C’est aussi ce que J. Chamond évoque lorsqu’elle parle du phénoménologue qui cherche continuellement à se représenter le sens sous les mots et qui veut s’introduire dans, au lieu de tirer des jugements sur la signification du mot. D’une façon similaire Merleau-Ponty ne fait pas du perçu un point d’arrivée, l’image imprègne, par un mouvement rétrograde, la définition du sensible. Pour l’un comme pour l’autre, il n’y a pas de sens caché à déchiffrer mais juste à accueillir la configuration du monde auquel l’autre me convie. Je prends également appui sur l’article de Patrick Colin : « le rêve chez Médard Boss » pour considérer que la prise de conscience de l’imaginaire : « n’est pas un message ou une présentification du sujet à lui même » 70 mais « un événement langagier qui survient dans un certain contexte, ici celui de la psychothérapie et qui de ce fait est message pour le thérapeute ». 70 Cela nous amène à reconsidérer le statut de l’image, voire même celui de la métaphore qui présente au cœur du visible, une conscience immédiate de soi-même et du monde enracinée dans le vécu, qu’il s’agit de déployer en conscience réflexive. De ce point de vue, je fais l’hypothèse que le patient me dit quelque chose de lui et de notre relation. Comme pour le rêve, l’image « perd alors son statut d’objet scientifique à observer mais devient le médiateur d’une relation où le thérapeute est engagé et affecté, intoné d’une certaine manière… ».70

Lorsque mon patient illustre sa difficulté à respirer par l’image d’une boule qui l’oppresse, ses affects à mon occasion prennent une forme langagière. Il est fort probable que d’emblée pour moi la « boule » dans le donné qui ouvre la situation va prendre une tonalité, une couleur, un mouvement, un sens pathique qui actualise comment à mon tour je me sens affectée par cette image à l’occasion de mon patient. C’est en accueillant dans la situation, ma propre disposition thymique : aversion, appétence, indifférence et en prenant appui sur ce que je ressens au plus près de mes sensations corporelles que je vais pouvoir nommer comment se déploie ma présence dans l’espace : avancée, retrait, respiration, tension, mouvement, relâchement… En cela, je travaille à aider mon patient à faire exister ses propres sensations en l’encourageant à identifier les siennes. Je vais être sensible au rythme, à la tonalité et à toutes les expressions non verbales. De cette manière, j’essaie d’accueillir son monde tel qu’il m’y invite, en cherchant à comprendre avec lui ce qu’il figure en « boule ». En re-conduisant l’image au plus près de sa corporéité, elle s’enracine au vécu et se déploie à nouveau. Mon patient pourra alors exprimer comment il existe sa présence à mon occasion. Il pourra ainsi vérifier en quoi l’expérience actuelle est en relation métonymique avec d’autres expériences similaires. Peut-être va-t-il découvrir qu’il s’agit bien d’oppression et le caractère nouveau de l’expérience affinera sa découverte, peut-être aussi s’apercevra t-il en fait qu’il s’agit d’une toute autre poussée fleurissante.
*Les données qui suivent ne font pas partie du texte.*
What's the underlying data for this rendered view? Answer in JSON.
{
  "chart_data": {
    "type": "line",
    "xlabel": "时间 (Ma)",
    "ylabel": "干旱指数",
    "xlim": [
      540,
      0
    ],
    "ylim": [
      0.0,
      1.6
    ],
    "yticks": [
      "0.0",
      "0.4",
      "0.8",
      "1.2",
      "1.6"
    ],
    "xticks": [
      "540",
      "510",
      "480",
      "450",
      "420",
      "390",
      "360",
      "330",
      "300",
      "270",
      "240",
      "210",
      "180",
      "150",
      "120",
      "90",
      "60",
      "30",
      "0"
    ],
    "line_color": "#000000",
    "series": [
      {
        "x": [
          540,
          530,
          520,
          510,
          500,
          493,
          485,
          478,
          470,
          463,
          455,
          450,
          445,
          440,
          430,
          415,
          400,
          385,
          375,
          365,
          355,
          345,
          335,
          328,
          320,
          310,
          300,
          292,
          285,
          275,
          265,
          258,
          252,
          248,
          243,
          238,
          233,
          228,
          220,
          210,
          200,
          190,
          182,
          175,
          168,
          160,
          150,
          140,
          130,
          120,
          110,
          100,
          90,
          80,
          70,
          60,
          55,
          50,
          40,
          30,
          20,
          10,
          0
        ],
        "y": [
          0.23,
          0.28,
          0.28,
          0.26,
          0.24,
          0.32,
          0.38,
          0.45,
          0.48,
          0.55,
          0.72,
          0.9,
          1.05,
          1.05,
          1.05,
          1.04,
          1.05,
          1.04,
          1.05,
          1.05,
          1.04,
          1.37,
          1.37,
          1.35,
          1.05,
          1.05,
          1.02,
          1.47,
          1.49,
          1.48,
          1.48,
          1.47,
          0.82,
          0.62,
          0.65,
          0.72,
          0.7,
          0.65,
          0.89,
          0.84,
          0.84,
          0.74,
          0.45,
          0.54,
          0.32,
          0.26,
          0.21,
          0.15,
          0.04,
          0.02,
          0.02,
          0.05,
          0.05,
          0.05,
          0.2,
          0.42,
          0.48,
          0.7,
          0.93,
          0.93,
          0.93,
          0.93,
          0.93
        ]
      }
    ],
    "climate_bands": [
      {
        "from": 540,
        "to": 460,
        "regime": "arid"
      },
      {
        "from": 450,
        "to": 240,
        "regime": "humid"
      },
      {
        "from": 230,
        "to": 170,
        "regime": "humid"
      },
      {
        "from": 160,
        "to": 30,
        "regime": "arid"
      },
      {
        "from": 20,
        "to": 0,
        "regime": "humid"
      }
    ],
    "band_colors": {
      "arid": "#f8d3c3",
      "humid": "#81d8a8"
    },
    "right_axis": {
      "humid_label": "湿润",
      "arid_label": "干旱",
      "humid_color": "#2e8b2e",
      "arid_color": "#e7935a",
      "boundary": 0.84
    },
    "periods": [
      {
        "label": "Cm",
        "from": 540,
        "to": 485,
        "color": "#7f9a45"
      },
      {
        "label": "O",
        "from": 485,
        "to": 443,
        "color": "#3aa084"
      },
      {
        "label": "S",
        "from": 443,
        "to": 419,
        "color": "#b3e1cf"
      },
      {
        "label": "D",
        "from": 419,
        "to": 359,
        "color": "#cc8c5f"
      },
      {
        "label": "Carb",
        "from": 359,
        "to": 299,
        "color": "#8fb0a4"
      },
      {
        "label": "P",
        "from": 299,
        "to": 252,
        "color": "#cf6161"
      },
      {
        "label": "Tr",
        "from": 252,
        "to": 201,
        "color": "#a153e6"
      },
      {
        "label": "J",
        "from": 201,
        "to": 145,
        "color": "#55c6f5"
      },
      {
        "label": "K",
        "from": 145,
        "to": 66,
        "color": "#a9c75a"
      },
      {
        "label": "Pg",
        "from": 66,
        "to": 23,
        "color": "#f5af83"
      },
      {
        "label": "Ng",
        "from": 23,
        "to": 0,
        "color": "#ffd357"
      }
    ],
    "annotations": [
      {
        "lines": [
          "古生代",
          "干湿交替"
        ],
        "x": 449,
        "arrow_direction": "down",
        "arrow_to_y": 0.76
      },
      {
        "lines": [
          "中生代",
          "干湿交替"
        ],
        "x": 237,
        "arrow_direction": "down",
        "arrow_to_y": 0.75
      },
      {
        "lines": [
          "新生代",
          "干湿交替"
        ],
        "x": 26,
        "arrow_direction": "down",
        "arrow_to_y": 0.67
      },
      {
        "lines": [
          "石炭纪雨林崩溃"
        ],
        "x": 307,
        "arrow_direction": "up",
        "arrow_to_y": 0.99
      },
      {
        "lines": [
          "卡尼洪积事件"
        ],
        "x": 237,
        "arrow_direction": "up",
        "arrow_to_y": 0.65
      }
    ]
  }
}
Dans l’articulation du mode ça de la situation et du mode personnalité survient le mode ego.

66. 3 - Mode ego

C’est le moment où s’éclaire une figure dans ses contours. « Le Moi [mode ego] est l’identification à et l’aliénation progressives des possibilités, la limitation ou l’accroissement du contact en cours, y compris le comportement moteur, l’agression, l’orientation et la manipulation. ».71

Au regard des apports théoriques de l’IGPL, cette modalité passe d’un choix délibéré à la survenue d’une figure qui s’impose. En effet, la théorie du self d’un point de vue de champ et compte-tenu de l’ontologie d’Heidegger ne peut qu’admettre ce que W. Blankenburg écrit : « Comprendre verbalement l’être, cela veut dire aussi : faire expérience de l’être comme survenir (Geschehen). ».72 C’est ainsi, rompre définitivement avec l’idée que le processus de figuration soit l’attribut d’une causalité. La survenue, réaffirme que le déploiement du self se rapporte avant tout à l’ontologie et à la question de l’être avant celle de l’homme, même si ce dernier est le seul à se poser la question de l’existence. Le surgir en mode ego colore le processus de figuration en dynamique de mouvement, en rythmique inattendue, en événement non prévisible comme l’image qui surgit de l’énergie à l’affect.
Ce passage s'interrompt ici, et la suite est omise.